In Experiment 2, what was the pressure of the butane gas in the Erlenmeyer flask before the addition of any water?

Select one:

a. 1.00 atm

b. 1.15 atm

c. 3.00 atm

d. 0.00 atm

In Experiment 2, what was the pressure of the butane gas in the Erlenmeyer flask after the addition of 40 mL of water?

Select one:

a. 1.146 atm

b. 1.00 atm

c. 1.068 atm

d. 2.14 atm

In Experiment 2, what volume did the butane gas occupy after the addition of 20 mL of water?

Select one:

a. 150 mL

b. 230 mL

c. 294 mL

d. 110 mL

In Experiment 2, what volume did the butane gas occupy after the addition of 60 mL of water?

Select one:

a. 190 mL

b. 254 mL

c. 70 mL

d. 150 mL

In both experiments, what accounts for the change in pressure you observed as you changed the volume of the gas?

Select one:

a. When a gas is in a larger volume, the molecules have more space and bump into the walls of the flask more, thereby exerting a greater pressure.

b. When a gas is in a smaller volume, the molecules are more confined and bump into the walls of the flask more, thereby exerting a greater pressure.

c. The volume of the gas does not account for the changes in the pressure.

d. When a gas is in a smaller volume, the molecules have more space in the flask, thereby exerting a smaller pressure.

How did your data collected in Experiment 1 with propane gas compare to the data you collected in Experiment 2 using butane?

Select one:

a. The pressure values from propane gas were lower than for butane gas.

b. The two experiments produced very different data.

c. Both experiments produced the same data.

d. The pressure values from propane gas were higher than for butane gas.

What can you conclude based on the data that you collected from Experiments 1 and 2?

Select one:

a. Gases behave similarly with respect to pressure and volume regardless of the identity of the gas.

b. Gases behave similarly with respect to pressure but not with respect to volume regardless of the identity of the gas.

c. Gases behave differently with respect to pressure and volume regardless of the identity of the gas.

d. Gases behave differently with respect to pressure and volume depending on the identity of the gas.

Suppose you conducted a similar experiment using helium gas.

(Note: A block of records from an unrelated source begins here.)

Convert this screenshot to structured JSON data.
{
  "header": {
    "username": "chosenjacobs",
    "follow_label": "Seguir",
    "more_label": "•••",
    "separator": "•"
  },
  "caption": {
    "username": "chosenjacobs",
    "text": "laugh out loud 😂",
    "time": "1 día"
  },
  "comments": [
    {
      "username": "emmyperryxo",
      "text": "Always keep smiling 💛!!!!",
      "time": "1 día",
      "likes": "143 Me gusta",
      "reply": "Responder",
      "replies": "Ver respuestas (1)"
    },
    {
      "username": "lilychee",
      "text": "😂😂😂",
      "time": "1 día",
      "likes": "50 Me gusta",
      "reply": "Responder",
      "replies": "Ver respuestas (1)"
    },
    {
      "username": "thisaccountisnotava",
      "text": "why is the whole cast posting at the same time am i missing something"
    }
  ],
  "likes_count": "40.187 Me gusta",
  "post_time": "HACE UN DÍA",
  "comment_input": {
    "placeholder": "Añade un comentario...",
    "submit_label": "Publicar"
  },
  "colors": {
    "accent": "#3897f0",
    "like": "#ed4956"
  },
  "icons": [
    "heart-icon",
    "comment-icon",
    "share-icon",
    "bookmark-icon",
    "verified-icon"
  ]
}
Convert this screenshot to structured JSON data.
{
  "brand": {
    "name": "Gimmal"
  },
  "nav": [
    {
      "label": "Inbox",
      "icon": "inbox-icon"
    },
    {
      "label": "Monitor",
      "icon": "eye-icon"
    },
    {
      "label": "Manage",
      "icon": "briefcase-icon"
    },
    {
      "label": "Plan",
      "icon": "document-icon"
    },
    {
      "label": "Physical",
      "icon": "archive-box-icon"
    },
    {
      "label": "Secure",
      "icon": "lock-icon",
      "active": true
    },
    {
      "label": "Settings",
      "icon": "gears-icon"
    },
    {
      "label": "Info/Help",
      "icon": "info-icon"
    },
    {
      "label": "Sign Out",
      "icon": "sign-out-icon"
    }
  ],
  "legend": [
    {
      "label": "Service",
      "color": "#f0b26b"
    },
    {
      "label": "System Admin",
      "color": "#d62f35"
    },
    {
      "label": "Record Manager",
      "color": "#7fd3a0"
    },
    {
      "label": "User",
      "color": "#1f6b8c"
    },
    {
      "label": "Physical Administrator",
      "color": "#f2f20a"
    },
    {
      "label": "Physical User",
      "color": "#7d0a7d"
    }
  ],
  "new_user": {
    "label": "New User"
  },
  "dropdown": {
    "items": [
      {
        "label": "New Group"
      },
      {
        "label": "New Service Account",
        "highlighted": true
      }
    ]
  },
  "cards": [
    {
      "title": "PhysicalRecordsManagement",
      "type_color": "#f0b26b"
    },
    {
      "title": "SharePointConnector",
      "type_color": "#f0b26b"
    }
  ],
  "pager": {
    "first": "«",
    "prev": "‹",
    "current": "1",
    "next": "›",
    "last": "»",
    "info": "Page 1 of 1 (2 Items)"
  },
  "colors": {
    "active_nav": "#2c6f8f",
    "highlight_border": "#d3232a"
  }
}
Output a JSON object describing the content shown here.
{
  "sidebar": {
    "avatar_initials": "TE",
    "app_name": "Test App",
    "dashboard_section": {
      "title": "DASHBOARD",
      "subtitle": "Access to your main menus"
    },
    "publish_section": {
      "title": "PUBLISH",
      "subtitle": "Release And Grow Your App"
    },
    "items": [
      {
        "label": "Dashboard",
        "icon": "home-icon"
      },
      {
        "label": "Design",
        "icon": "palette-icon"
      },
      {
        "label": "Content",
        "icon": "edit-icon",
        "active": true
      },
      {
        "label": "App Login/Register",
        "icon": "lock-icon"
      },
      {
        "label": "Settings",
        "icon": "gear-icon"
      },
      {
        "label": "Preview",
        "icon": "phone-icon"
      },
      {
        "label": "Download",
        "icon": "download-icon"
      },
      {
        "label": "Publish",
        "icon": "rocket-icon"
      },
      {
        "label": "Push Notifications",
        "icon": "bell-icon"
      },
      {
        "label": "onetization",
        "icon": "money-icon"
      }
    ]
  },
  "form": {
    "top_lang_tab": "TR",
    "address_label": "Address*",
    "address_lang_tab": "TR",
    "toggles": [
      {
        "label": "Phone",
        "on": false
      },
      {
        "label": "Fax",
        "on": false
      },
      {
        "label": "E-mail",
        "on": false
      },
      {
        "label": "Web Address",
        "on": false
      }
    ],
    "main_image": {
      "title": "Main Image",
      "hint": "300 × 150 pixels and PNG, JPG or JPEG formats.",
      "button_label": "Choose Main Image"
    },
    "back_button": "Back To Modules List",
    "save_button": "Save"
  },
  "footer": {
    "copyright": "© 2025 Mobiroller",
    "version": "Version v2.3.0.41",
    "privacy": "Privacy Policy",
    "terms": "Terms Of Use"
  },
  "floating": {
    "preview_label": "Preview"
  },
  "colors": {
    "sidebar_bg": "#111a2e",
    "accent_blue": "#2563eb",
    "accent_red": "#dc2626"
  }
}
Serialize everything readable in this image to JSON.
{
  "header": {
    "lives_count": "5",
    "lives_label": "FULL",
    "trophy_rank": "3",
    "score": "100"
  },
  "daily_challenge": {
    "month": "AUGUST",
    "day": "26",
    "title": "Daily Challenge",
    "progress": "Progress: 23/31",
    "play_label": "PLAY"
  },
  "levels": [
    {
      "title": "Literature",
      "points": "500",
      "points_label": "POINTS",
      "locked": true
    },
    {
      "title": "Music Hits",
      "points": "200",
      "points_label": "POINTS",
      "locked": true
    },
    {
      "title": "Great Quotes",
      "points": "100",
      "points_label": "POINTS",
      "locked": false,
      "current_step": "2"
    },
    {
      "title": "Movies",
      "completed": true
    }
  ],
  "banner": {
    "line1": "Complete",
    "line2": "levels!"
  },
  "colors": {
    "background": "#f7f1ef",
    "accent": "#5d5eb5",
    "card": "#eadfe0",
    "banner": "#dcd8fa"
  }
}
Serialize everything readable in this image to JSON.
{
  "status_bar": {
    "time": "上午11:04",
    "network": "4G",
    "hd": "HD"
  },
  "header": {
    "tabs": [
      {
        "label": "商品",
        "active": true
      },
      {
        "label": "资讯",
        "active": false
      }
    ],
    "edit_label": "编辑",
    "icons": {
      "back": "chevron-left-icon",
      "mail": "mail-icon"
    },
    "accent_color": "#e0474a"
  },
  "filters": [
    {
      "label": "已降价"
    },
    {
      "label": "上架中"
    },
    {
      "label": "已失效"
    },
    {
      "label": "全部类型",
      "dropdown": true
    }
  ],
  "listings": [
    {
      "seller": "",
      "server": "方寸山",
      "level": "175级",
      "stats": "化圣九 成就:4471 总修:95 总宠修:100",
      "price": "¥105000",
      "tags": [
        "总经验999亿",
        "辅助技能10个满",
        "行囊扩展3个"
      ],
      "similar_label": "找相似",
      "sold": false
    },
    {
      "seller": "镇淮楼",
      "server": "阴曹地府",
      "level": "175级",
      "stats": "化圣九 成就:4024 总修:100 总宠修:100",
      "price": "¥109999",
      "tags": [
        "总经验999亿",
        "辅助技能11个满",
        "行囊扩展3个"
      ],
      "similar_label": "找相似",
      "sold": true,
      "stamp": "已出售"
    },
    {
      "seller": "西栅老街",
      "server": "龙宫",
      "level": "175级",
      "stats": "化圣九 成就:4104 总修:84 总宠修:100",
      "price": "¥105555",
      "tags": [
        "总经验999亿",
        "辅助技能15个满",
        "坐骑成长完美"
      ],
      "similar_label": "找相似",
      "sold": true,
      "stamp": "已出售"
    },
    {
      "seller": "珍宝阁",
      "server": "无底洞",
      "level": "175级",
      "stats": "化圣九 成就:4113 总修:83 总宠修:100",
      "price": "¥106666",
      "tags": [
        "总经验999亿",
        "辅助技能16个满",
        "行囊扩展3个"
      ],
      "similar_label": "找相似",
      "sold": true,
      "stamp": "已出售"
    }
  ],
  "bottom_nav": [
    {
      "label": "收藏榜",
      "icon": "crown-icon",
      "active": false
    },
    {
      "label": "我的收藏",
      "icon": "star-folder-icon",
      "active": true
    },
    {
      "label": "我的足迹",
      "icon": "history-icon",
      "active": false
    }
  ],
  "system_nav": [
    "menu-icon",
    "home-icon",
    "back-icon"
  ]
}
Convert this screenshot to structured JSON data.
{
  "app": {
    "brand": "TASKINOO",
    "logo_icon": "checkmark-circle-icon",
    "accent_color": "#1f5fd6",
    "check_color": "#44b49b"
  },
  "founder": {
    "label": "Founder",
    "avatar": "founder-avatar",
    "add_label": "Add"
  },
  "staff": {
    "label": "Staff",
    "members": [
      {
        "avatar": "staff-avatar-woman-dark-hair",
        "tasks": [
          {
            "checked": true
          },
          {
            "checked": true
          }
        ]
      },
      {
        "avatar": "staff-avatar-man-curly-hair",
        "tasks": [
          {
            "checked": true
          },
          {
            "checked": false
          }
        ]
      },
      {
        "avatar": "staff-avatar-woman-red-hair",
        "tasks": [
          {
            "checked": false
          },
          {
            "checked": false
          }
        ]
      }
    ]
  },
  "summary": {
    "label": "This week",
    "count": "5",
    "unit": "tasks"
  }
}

Given that helium is much lighter than the gases used in this lab,

what would you expect the relationship between the volume of helium and the pressure to be?

Select one:

a. periodic, because helium is lighter

b. exponential, because helium is lighter

c. inversely proportional, just like for propane and butane

d. directly proportional, just like for propane and butane

What are the four variables that can be altered in a gas sample?

Select one:

a. volume, density, velocity, and temperature

b. volume, pressure, temperature, and amount

c. effusion, pressure, number of moles, and diffusion

d. speed, volume, temperature, and number of moles

What are the variables that Robert Boyle held constant during his experiments on gases?

Select one:

a. volume and pressure

b. temperature and amount

c. amount and pressure

d. volume and temperature

What is the mathematical equation that represents Boyle’s Law?

Select one:

a. PV=nRT

b. P/V=constant

c. constant×P×V=R×T

d. P×V=constant

In a classroom laboratory, what will be the initial change in the gas variables when the volume is decreased?

Select one:

a. The pressure will increase.

b. The temperature will decrease.

c. The pressure and temperature will increase.

d. The amount and temperature will increase.

Deep water fish such as the ones in the figure below are highly sought after for home aquariums. However, these fish are hard to transport to the surface safely. Why do you think that is?

Select one:

a. As the water pressure decreases, there is not enough oxygen for the fish in the water.

b. As the water pressure increases, the air in their swim bladders compresses until they burst.

c. As the water pressure decreases, the air in their swim bladders compresses until they burst.

d. As the water pressure decreases, the air in their swim bladders expands until they burst.